On hiring: the landscape is still in flux. According to Karat, almost two-thirds of companies still prohibit AI use in interviews, and fewer than 30% are updating their assessments for AI. But early movers are signaling a direction: Meta is piloting interviews where candidates use AI assistants throughout coding tests. The shift I described , challenge projects that test AI fluency rather than raw coding ability , is not yet industry standard, but the trajectory is clear.

On compensation: a16z's December 2024 analysis notes that AI-native companies are moving toward outcome-based pricing, which will eventually cascade into compensation structures. PwC's 2025 data shows AI-skilled workers already command a 56% wage premium , double the prior year. The contractor-partner hybrid I'm exploring is one response to this shift, but the broader point is that compensation models designed for process workers will not retain builders.


The harder question

The three shifts described above , AI-first workflows, outcome-based collaboration, and the engineer-to-builder evolution , are mutually reinforcing, though I have not proven they are strictly interdependent. Each can be adopted partially or independently. But taken together, they point in the same direction: the organization's shape determines how much of AI's potential value it can actually capture. You can have the best models in the world and still capture less of that value if your org chart routes decisions through coordination layers that AI has already made less necessary. The evidence base for this claim comes primarily from AI-native startups and forward-leaning tech companies , whether it generalizes to enterprises with legacy constraints, regulatory overhead, or thousands of employees is the harder test.
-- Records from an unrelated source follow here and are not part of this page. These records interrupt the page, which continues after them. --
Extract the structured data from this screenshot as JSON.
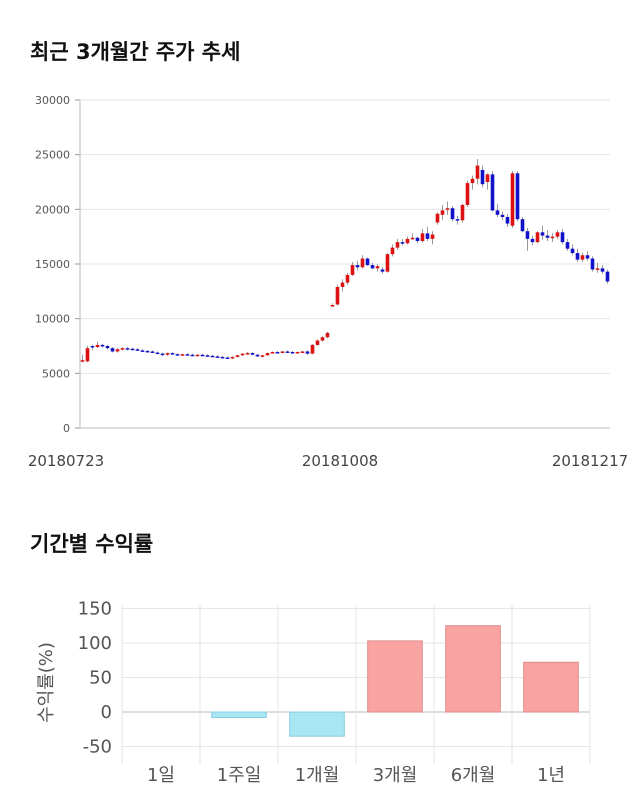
{
  "charts": {
    "price": {
      "title": "최근 3개월간 주가 추세"
    },
    "returns": {
      "title": "기간별 수익률"
    }
  },
  "chart_data": [
    {
      "type": "candlestick",
      "title": "최근 3개월간 주가 추세",
      "ylim": [
        0,
        30000
      ],
      "yticks": [
        0,
        5000,
        10000,
        15000,
        20000,
        25000,
        30000
      ],
      "xtick_labels": [
        "20180723",
        "20181008",
        "20181217"
      ],
      "grid": true,
      "colors": {
        "up": "#dd1111",
        "down": "#1111cc",
        "wick": "#999999"
      },
      "candles": [
        [
          6100,
          6700,
          6000,
          6200
        ],
        [
          6100,
          7500,
          6000,
          7300
        ],
        [
          7500,
          7600,
          7100,
          7400
        ],
        [
          7400,
          7900,
          7300,
          7600
        ],
        [
          7600,
          7700,
          7400,
          7500
        ],
        [
          7500,
          7600,
          7200,
          7300
        ],
        [
          7300,
          7400,
          6900,
          7000
        ],
        [
          7000,
          7300,
          6900,
          7200
        ],
        [
          7200,
          7400,
          7100,
          7300
        ],
        [
          7300,
          7400,
          7100,
          7250
        ],
        [
          7250,
          7350,
          7100,
          7200
        ],
        [
          7200,
          7300,
          7050,
          7100
        ],
        [
          7100,
          7200,
          6950,
          7050
        ],
        [
          7050,
          7150,
          6900,
          7000
        ],
        [
          7000,
          7100,
          6850,
          6900
        ],
        [
          6900,
          7000,
          6750,
          6800
        ],
        [
          6800,
          6900,
          6600,
          6700
        ],
        [
          6700,
          6900,
          6600,
          6850
        ],
        [
          6850,
          6950,
          6700,
          6750
        ],
        [
          6750,
          6850,
          6650,
          6700
        ],
        [
          6700,
          6800,
          6600,
          6750
        ],
        [
          6750,
          6850,
          6650,
          6700
        ],
        [
          6700,
          6800,
          6600,
          6650
        ],
        [
          6650,
          6750,
          6550,
          6700
        ],
        [
          6700,
          6800,
          6600,
          6650
        ],
        [
          6650,
          6750,
          6550,
          6600
        ],
        [
          6600,
          6700,
          6500,
          6550
        ],
        [
          6550,
          6650,
          6450,
          6500
        ],
        [
          6500,
          6600,
          6400,
          6450
        ],
        [
          6450,
          6550,
          6350,
          6400
        ],
        [
          6400,
          6550,
          6300,
          6500
        ],
        [
          6500,
          6700,
          6450,
          6650
        ],
        [
          6650,
          6850,
          6600,
          6800
        ],
        [
          6800,
          6950,
          6750,
          6850
        ],
        [
          6850,
          6950,
          6650,
          6700
        ],
        [
          6700,
          6800,
          6500,
          6550
        ],
        [
          6550,
          6700,
          6450,
          6650
        ],
        [
          6650,
          6900,
          6600,
          6850
        ],
        [
          6850,
          7000,
          6800,
          6950
        ],
        [
          6950,
          7050,
          6850,
          6900
        ],
        [
          6900,
          7050,
          6850,
          7000
        ],
        [
          7000,
          7100,
          6900,
          6950
        ],
        [
          6950,
          7050,
          6850,
          6900
        ],
        [
          6900,
          7000,
          6800,
          6950
        ],
        [
          6950,
          7050,
          6900,
          7000
        ],
        [
          7000,
          7100,
          6700,
          6800
        ],
        [
          6800,
          7700,
          6750,
          7600
        ],
        [
          7600,
          8100,
          7500,
          8000
        ],
        [
          8000,
          8400,
          7900,
          8300
        ],
        [
          8300,
          8800,
          8200,
          8700
        ],
        [
          11200,
          11400,
          11100,
          11250
        ],
        [
          11300,
          13100,
          11200,
          12900
        ],
        [
          12900,
          13600,
          12500,
          13300
        ],
        [
          13300,
          14200,
          13100,
          14000
        ],
        [
          14000,
          15200,
          13900,
          14900
        ],
        [
          14900,
          15300,
          14400,
          14700
        ],
        [
          14700,
          15800,
          14600,
          15500
        ],
        [
          15500,
          15600,
          14800,
          14900
        ],
        [
          14900,
          15100,
          14500,
          14600
        ],
        [
          14600,
          15000,
          14300,
          14800
        ],
        [
          14500,
          14700,
          14100,
          14300
        ],
        [
          14300,
          16000,
          14200,
          15900
        ],
        [
          15900,
          16800,
          15700,
          16500
        ],
        [
          16500,
          17300,
          16300,
          17000
        ],
        [
          17000,
          17300,
          16700,
          16900
        ],
        [
          16900,
          17500,
          16800,
          17300
        ],
        [
          17300,
          17800,
          17200,
          17400
        ],
        [
          17400,
          17500,
          16900,
          17100
        ],
        [
          17100,
          18200,
          17000,
          17800
        ],
        [
          17800,
          18400,
          17100,
          17300
        ],
        [
          17300,
          18000,
          16800,
          17700
        ],
        [
          18800,
          19700,
          18600,
          19600
        ],
        [
          19500,
          20400,
          19000,
          19900
        ],
        [
          20000,
          20700,
          19500,
          20100
        ],
        [
          20100,
          20300,
          18900,
          19100
        ],
        [
          19100,
          19400,
          18600,
          19000
        ],
        [
          19000,
          20500,
          18800,
          20400
        ],
        [
          20400,
          22600,
          20200,
          22400
        ],
        [
          22400,
          23100,
          21800,
          22800
        ],
        [
          22800,
          24600,
          22300,
          24000
        ],
        [
          23600,
          24000,
          22000,
          22300
        ],
        [
          22500,
          23300,
          21800,
          23200
        ],
        [
          23200,
          23500,
          19800,
          19900
        ],
        [
          19900,
          20500,
          19300,
          19500
        ],
        [
          19500,
          19800,
          19000,
          19300
        ],
        [
          19300,
          19600,
          18400,
          18700
        ],
        [
          18500,
          23500,
          18300,
          23300
        ],
        [
          23300,
          23500,
          18900,
          19100
        ],
        [
          19100,
          19300,
          17900,
          18000
        ],
        [
          18000,
          18300,
          16200,
          17300
        ],
        [
          17300,
          17600,
          16700,
          17000
        ],
        [
          17000,
          18000,
          16900,
          17900
        ],
        [
          17900,
          18500,
          17200,
          17600
        ],
        [
          17600,
          18100,
          17100,
          17400
        ],
        [
          17400,
          17800,
          17000,
          17500
        ],
        [
          17500,
          18100,
          17300,
          17900
        ],
        [
          17900,
          18200,
          16800,
          17000
        ],
        [
          17000,
          17300,
          16200,
          16400
        ],
        [
          16400,
          16800,
          15800,
          16000
        ],
        [
          16000,
          16400,
          15200,
          15400
        ],
        [
          15400,
          16000,
          15200,
          15800
        ],
        [
          15800,
          16200,
          15300,
          15500
        ],
        [
          15500,
          15700,
          14300,
          14500
        ],
        [
          14500,
          15100,
          14200,
          14600
        ],
        [
          14600,
          14900,
          14100,
          14300
        ],
        [
          14300,
          14500,
          13200,
          13400
        ]
      ]
    },
    {
      "type": "bar",
      "title": "기간별 수익률",
      "ylabel": "수익률(%)",
      "ylim": [
        -55,
        155
      ],
      "yticks": [
        -50,
        0,
        50,
        100,
        150
      ],
      "categories": [
        "1일",
        "1주일",
        "1개월",
        "3개월",
        "6개월",
        "1년"
      ],
      "values": [
        0,
        -8,
        -35,
        103,
        125,
        72
      ],
      "grid": true,
      "colors": {
        "positive": "#f9a3a3",
        "positive_edge": "#e08a8a",
        "negative": "#a8e6f4",
        "negative_edge": "#86cde0"
      }
    }
  ]
}
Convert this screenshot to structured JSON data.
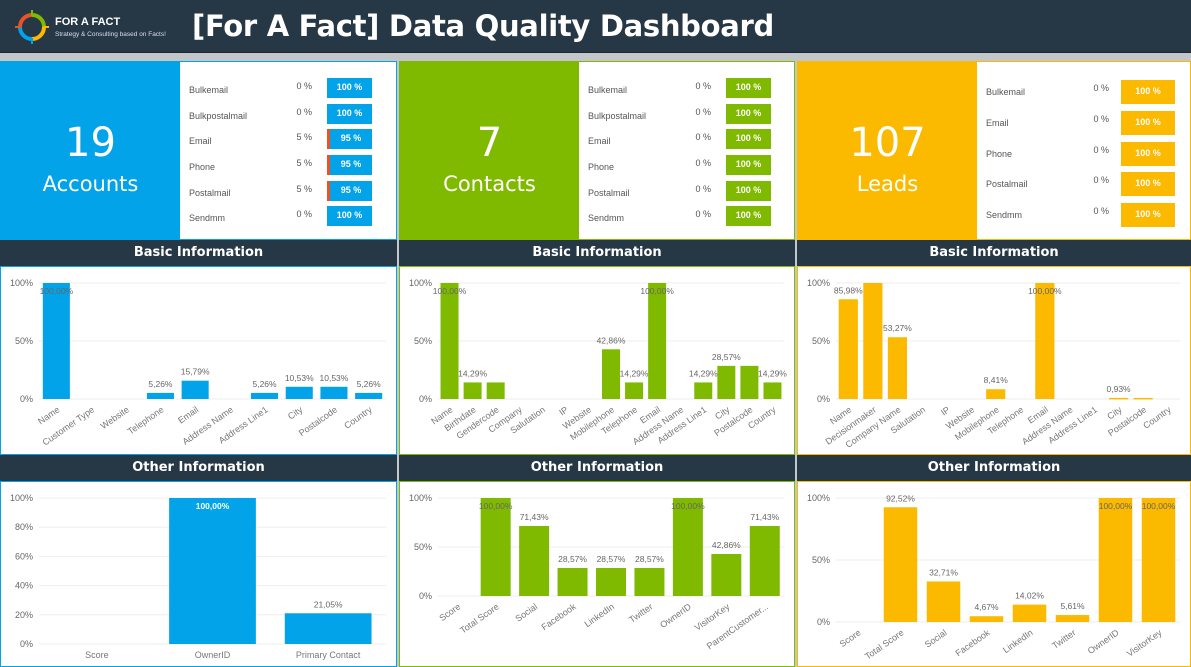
{
  "header": {
    "brand": "FOR A FACT",
    "tagline": "Strategy & Consulting based on Facts!",
    "title": "[For A Fact] Data Quality Dashboard"
  },
  "colors": {
    "accounts": "#03a3ea",
    "contacts": "#7fba00",
    "leads": "#fbb900",
    "header": "#263845",
    "fail": "#e8542a"
  },
  "sections": {
    "basic": "Basic Information",
    "other": "Other Information"
  },
  "panels": [
    {
      "key": "accounts",
      "count": "19",
      "label": "Accounts",
      "color": "#03a3ea",
      "kpis": [
        {
          "label": "Bulkemail",
          "fail": "0 %",
          "ok": "100 %",
          "fail_value": 0
        },
        {
          "label": "Bulkpostalmail",
          "fail": "0 %",
          "ok": "100 %",
          "fail_value": 0
        },
        {
          "label": "Email",
          "fail": "5 %",
          "ok": "95 %",
          "fail_value": 5
        },
        {
          "label": "Phone",
          "fail": "5 %",
          "ok": "95 %",
          "fail_value": 5
        },
        {
          "label": "Postalmail",
          "fail": "5 %",
          "ok": "95 %",
          "fail_value": 5
        },
        {
          "label": "Sendmm",
          "fail": "0 %",
          "ok": "100 %",
          "fail_value": 0
        }
      ]
    },
    {
      "key": "contacts",
      "count": "7",
      "label": "Contacts",
      "color": "#7fba00",
      "kpis": [
        {
          "label": "Bulkemail",
          "fail": "0 %",
          "ok": "100 %",
          "fail_value": 0
        },
        {
          "label": "Bulkpostalmail",
          "fail": "0 %",
          "ok": "100 %",
          "fail_value": 0
        },
        {
          "label": "Email",
          "fail": "0 %",
          "ok": "100 %",
          "fail_value": 0
        },
        {
          "label": "Phone",
          "fail": "0 %",
          "ok": "100 %",
          "fail_value": 0
        },
        {
          "label": "Postalmail",
          "fail": "0 %",
          "ok": "100 %",
          "fail_value": 0
        },
        {
          "label": "Sendmm",
          "fail": "0 %",
          "ok": "100 %",
          "fail_value": 0
        }
      ]
    },
    {
      "key": "leads",
      "count": "107",
      "label": "Leads",
      "color": "#fbb900",
      "kpis": [
        {
          "label": "Bulkemail",
          "fail": "0 %",
          "ok": "100 %",
          "fail_value": 0
        },
        {
          "label": "Email",
          "fail": "0 %",
          "ok": "100 %",
          "fail_value": 0
        },
        {
          "label": "Phone",
          "fail": "0 %",
          "ok": "100 %",
          "fail_value": 0
        },
        {
          "label": "Postalmail",
          "fail": "0 %",
          "ok": "100 %",
          "fail_value": 0
        },
        {
          "label": "Sendmm",
          "fail": "0 %",
          "ok": "100 %",
          "fail_value": 0
        }
      ]
    }
  ],
  "chart_data": [
    {
      "id": "accounts-basic",
      "type": "bar",
      "color": "#03a3ea",
      "ylim": [
        0,
        100
      ],
      "yticks": [
        "0%",
        "50%",
        "100%"
      ],
      "rotate": true,
      "categories": [
        "Name",
        "Customer Type",
        "Website",
        "Telephone",
        "Email",
        "Address Name",
        "Address Line1",
        "City",
        "Postalcode",
        "Country"
      ],
      "values": [
        100,
        0,
        0,
        5.26,
        15.79,
        0,
        5.26,
        10.53,
        10.53,
        5.26
      ],
      "labels": [
        "100,00%",
        "",
        "",
        "5,26%",
        "15,79%",
        "",
        "5,26%",
        "10,53%",
        "10,53%",
        "5,26%"
      ]
    },
    {
      "id": "contacts-basic",
      "type": "bar",
      "color": "#7fba00",
      "ylim": [
        0,
        100
      ],
      "yticks": [
        "0%",
        "50%",
        "100%"
      ],
      "rotate": true,
      "categories": [
        "Name",
        "Birthdate",
        "Gendercode",
        "Company",
        "Salutation",
        "IP",
        "Website",
        "Mobilephone",
        "Telephone",
        "Email",
        "Address Name",
        "Address Line1",
        "City",
        "Postalcode",
        "Country"
      ],
      "values": [
        100,
        14.29,
        14.29,
        0,
        0,
        0,
        0,
        42.86,
        14.29,
        100,
        0,
        14.29,
        28.57,
        28.57,
        14.29
      ],
      "labels": [
        "100,00%",
        "14,29%",
        "",
        "",
        "",
        "",
        "",
        "42,86%",
        "14,29%",
        "100,00%",
        "",
        "14,29%",
        "28,57%",
        "",
        "14,29%"
      ]
    },
    {
      "id": "leads-basic",
      "type": "bar",
      "color": "#fbb900",
      "ylim": [
        0,
        100
      ],
      "yticks": [
        "0%",
        "50%",
        "100%"
      ],
      "rotate": true,
      "categories": [
        "Name",
        "Decisionmaker",
        "Company Name",
        "Salutation",
        "IP",
        "Website",
        "Mobilephone",
        "Telephone",
        "Email",
        "Address Name",
        "Address Line1",
        "City",
        "Postalcode",
        "Country"
      ],
      "values": [
        85.98,
        100,
        53.27,
        0,
        0,
        0,
        8.41,
        0,
        100,
        0,
        0,
        0.93,
        0.93,
        0
      ],
      "labels": [
        "85,98%",
        "",
        "53,27%",
        "",
        "",
        "",
        "8,41%",
        "",
        "100,00%",
        "",
        "",
        "0,93%",
        "",
        ""
      ]
    },
    {
      "id": "accounts-other",
      "type": "bar",
      "color": "#03a3ea",
      "ylim": [
        0,
        100
      ],
      "yticks": [
        "0%",
        "20%",
        "40%",
        "60%",
        "80%",
        "100%"
      ],
      "rotate": false,
      "categories": [
        "Score",
        "OwnerID",
        "Primary Contact"
      ],
      "values": [
        0,
        100,
        21.05
      ],
      "labels": [
        "",
        "100,00%",
        "21,05%"
      ]
    },
    {
      "id": "contacts-other",
      "type": "bar",
      "color": "#7fba00",
      "ylim": [
        0,
        100
      ],
      "yticks": [
        "0%",
        "50%",
        "100%"
      ],
      "rotate": true,
      "categories": [
        "Score",
        "Total Score",
        "Social",
        "Facebook",
        "LinkedIn",
        "Twitter",
        "OwnerID",
        "VisitorKey",
        "ParentCustomer..."
      ],
      "values": [
        0,
        100,
        71.43,
        28.57,
        28.57,
        28.57,
        100,
        42.86,
        71.43
      ],
      "labels": [
        "",
        "100,00%",
        "71,43%",
        "28,57%",
        "28,57%",
        "28,57%",
        "100,00%",
        "42,86%",
        "71,43%"
      ]
    },
    {
      "id": "leads-other",
      "type": "bar",
      "color": "#fbb900",
      "ylim": [
        0,
        100
      ],
      "yticks": [
        "0%",
        "50%",
        "100%"
      ],
      "rotate": true,
      "categories": [
        "Score",
        "Total Score",
        "Social",
        "Facebook",
        "LinkedIn",
        "Twitter",
        "OwnerID",
        "VisitorKey"
      ],
      "values": [
        0,
        92.52,
        32.71,
        4.67,
        14.02,
        5.61,
        100,
        100
      ],
      "labels": [
        "",
        "92,52%",
        "32,71%",
        "4,67%",
        "14,02%",
        "5,61%",
        "100,00%",
        "100,00%"
      ]
    }
  ]
}
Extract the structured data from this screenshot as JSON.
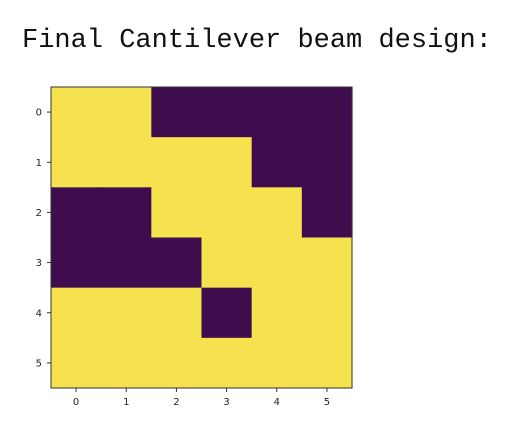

The Binding Constraint Framework

McKinsey's 2025 State of AI survey tested 25 organizational attributes and found that "redesign of workflows" had the single biggest effect on whether companies achieved EBIT impact from generative AI. Yet only 21% of organizations have fundamentally redesigned even some of their workflows, and BCG found that 60% of companies generate no material value from AI despite significant investment.

The most durable insight comes from Kasparov's 2005 freestyle chess tournament: the winner was not a grandmaster with a powerful computer, but two amateurs with three weak computers and a superior process. Kasparov's observation , "weak human + machine + better process was superior to a strong computer alone and, more remarkably, superior to a strong human + machine + inferior process" , remains the foundational principle.

Process design beats raw capability. Organizational design is often the binding constraint , not the only factor, but the most underestimated one.

The question I'm still working through , and invite others to work through with me , is what the steady-state version of this looks like. The builder model, the outcome-based team, the AI-first pipeline: these are working for us now, at a small company moving fast. Whether they hold at 50 people, or 500, is the experiment still running.